The following articles are contained in CJ

103.4

Abstracts of Articles

GIFT, LIST & STORY IN ILIAD 9.115-61

by Benjamin Sammons
Abstract:

I seek to complement existing studies that take the economic value of the individual items in Agamemnon's 'catalogue of gifts' in Iliad 9 as a starting point, by analyzing the catalogue as a verbal and rhetorical display. In listing his gifts, Agamemnon constructs a narrative and seeks to inscribe Achilles within it. His catalogue participates in a discourse on heroism no less than the reply it evokes from Achilles does, and between the two we can detect an underlying discourse on Homer's own poetics

LAST ACT IN CORINTH: THE BURIAL OF MEDEA'S CHILDREN (E. MED. 1378-83)

by Lora L. Holland
Abstract:

Religious and historical aspects of Euripides' innovative aetiology for the cult of Medea's children (Med. 1378'83) have been much discussed; less attention has been paid to Medea's fear that an enemy might abuse her children's corpses and tomb if she does not bury them in Hera Acraea's precinct. An analysis of Medea's enemies in the play, of the practice of tomb- and corpse-violation in Greek culture, and of how beliefs about the spirits of biaiothanatoi and aôroi play out in tragedy elucidates this fear and sets it in its cultural context.

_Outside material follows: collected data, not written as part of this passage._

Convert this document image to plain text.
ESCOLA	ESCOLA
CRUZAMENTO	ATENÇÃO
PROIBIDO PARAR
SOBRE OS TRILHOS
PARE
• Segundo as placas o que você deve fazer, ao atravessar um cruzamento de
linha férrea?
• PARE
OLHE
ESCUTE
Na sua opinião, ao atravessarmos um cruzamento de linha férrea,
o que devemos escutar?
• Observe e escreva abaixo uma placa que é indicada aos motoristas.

PERICLES THE YOUNGER AND THE CITIZENSHIP LAW

by Edwin Carawan
Abstract:

Pericles' law of 451/0 would have denied citizenship to his son by Aspasia. Scholars have generally supposed that citizenship was granted by decree, as a privilege for Pericles alone. This paper argues instead that the citizenship law was amended in 430/29, allowing a father to adopt his nothos if he had no surviving gnēsioi. This adaptation was overshadowed by developments after 413, canceled in 403/2 and obscured by dubious testimony in late antiquity.

PITY IN SOPHOCLES' OEDIPUS COLONEUS, AJAX AND PHILOCTETES

by Norman B. Sandridge
Abstract:

Working from a critique of Aristotle's treatment of pity in the Ars Rhetorica, this article identifies a type of non-merit-based, non-familial, self-regarding pity in three plays of Sophocles that is both remarkably intense and uncommon in Greek literature and history. This pity implies that the protagonists (or 'heroes') in these plays are neither beasts nor greater than other, more civilized characters, but human.